Which gives disadvantaged young (or older) people the better chance of wanting to do a degree and actually getting one – George Osborne’s commitment to taking the cap off full time undergraduate numbers in the Autumn Statement? Or the £330m Student Opportunity (SO) budget? I don’t know the answer (and neither does he) but I think it’s important to ask the question in these terms.

It’s also important because Osborne and David Willetts both see that increasing numbers overall is a good thing for the economy. Willetts also sees it as the only way of achieving growth in very low participation areas such as his own constituency of Havant (participation rate 23%). He’s rightly made a great deal of this in his pleas for a Robbins style expansion of undergraduate places.

So we might ask the same question in the context of Havant or indeed Southampton Itchen next door – with a participation rate even lower than Willetts’ constituency at 22% – where John Denham has his own ideas about funding the system overall and for the recruitment of disadvantaged students. Amongst many other ideas, he recommends a ‘student premium’ – a principle (and ultimately a pot of cash) that looks and works very much like the pupil premium in schools. Of course that was a Liberal Democrat idea and that in itself has always made their lack of interest in something similar for HE all the more puzzling. Note that it appears to be Danny Alexander and Vince Cable who don’t seem much taken with keeping the SO budget (or indeed expanding higher education at all).

The DFE website says this:
‘The Pupil Premium is additional funding given to schools so that they can support their disadvantaged pupils and close the attainment gap between them and their peers. In 2014-15, the funding will rise to £2.5 billion, with £1300 for primary-aged pupils, £935 for secondary-aged pupils and £1900 for all looked after children, adopted children and children with guardians.’

Surely the same principles apply? There is an attainment gap and support in HE (and in FE) costs just as much as in schools. And £330m isn’t a lot compared to £2.5billion.

Some have argued that WP cash is ‘double dipping’ i.e. universities already get the funding through tuition fee income and this just provides cash for doing the same thing.

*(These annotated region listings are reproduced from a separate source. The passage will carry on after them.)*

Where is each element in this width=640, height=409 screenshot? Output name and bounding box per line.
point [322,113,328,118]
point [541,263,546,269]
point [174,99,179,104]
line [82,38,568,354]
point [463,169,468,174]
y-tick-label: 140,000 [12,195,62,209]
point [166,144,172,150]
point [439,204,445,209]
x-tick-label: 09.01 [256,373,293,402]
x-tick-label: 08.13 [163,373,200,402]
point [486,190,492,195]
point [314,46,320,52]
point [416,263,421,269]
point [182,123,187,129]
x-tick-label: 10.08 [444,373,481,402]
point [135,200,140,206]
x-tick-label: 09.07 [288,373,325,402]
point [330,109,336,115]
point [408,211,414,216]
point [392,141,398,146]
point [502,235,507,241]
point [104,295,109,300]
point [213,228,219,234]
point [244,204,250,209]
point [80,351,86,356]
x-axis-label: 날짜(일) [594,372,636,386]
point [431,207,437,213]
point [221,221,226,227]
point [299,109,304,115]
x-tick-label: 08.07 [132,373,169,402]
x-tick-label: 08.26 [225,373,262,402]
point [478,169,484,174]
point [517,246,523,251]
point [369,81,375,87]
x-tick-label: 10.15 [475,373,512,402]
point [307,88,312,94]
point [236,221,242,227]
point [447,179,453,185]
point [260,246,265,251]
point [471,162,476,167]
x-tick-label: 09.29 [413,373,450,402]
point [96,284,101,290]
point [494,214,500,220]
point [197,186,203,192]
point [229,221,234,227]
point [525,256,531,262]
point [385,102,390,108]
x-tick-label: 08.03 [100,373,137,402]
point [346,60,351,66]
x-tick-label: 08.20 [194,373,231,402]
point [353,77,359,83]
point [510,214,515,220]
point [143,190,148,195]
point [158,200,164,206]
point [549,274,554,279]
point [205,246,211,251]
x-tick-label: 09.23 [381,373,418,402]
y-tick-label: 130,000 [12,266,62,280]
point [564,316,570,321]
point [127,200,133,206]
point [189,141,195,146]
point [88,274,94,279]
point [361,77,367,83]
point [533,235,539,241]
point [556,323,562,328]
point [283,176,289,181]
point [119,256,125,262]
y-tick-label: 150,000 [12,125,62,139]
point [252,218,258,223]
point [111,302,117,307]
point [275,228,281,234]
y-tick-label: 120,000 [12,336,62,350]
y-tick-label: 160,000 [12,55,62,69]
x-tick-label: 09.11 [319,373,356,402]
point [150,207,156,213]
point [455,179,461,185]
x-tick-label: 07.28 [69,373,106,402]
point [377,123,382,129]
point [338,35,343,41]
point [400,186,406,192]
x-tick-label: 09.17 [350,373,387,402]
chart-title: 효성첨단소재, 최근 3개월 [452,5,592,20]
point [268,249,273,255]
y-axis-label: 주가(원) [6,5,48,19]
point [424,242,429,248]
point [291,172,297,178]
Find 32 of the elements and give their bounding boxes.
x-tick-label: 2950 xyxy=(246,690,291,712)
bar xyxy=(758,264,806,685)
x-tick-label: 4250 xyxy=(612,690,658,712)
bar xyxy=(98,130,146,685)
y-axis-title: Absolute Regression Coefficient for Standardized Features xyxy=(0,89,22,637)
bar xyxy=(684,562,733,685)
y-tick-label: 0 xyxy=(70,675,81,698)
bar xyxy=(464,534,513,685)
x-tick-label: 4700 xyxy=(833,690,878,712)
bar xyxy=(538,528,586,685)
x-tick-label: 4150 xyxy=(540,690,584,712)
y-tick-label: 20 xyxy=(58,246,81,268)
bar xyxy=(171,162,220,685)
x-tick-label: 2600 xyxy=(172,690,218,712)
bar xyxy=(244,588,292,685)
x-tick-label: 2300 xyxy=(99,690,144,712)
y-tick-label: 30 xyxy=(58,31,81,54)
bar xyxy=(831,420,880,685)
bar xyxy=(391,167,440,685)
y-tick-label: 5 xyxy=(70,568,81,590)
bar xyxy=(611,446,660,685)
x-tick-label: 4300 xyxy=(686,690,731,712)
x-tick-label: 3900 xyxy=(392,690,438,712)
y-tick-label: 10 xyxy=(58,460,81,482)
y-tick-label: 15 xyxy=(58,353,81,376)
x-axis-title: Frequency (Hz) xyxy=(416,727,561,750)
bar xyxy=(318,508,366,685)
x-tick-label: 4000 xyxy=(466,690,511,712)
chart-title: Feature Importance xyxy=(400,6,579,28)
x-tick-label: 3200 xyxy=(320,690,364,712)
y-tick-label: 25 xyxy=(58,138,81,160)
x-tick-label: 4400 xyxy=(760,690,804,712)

Geoff Layer – VC at Wolverhampton, where half of the students are from less well-off families – has argued that this is only like the principle behind HEFCE QR funding for research and also that it pays for a whole range of very different things.

Let’s go through some of the details. First, SO funding assumes – like the pupil premium – that institutions should be incentivised to take poorer students in the first place and paid more to teach them as well as retain them through to graduation. Many bring extra costs – one to one support, special educational needs, living, study or transport costs that they can’t meet. There are a whole bunch of other things that SO funding does – not least collaboration with schools and colleges and outreach that provides information and raises aspiration in places like Southampton and Portsmouth as well as in Wolverhampton.

All of it could go.

But it’s fair to say that there is still an access issue and that the universities who don’t do particularly well at recruiting the more disadvantaged students should still be required to do better. But those whose mission rests on WP or SO aren’t going to abandon their commitment to more disadvantaged students of all ages. It’s simply too important to them. And they know what works – in their own classrooms as well as in the schools and colleges in their communities. So if SO does take the massive cuts that are being discussed they should at the very least be able to decide what to prioritise. That includes the spending on Access Agreements and the targets agreed with OFFA and also their continuing part of NSP spending (another Lib Dem idea). That way at least we get to save the best things that work – as well as recognise the expertise and missions of the institutions concerned.

But it would be much better if politicians realised that this is spending that helps deliver on things that matter to them. Social mobility, improved employment and productivity, the attainment gap between rich and poor (people and places).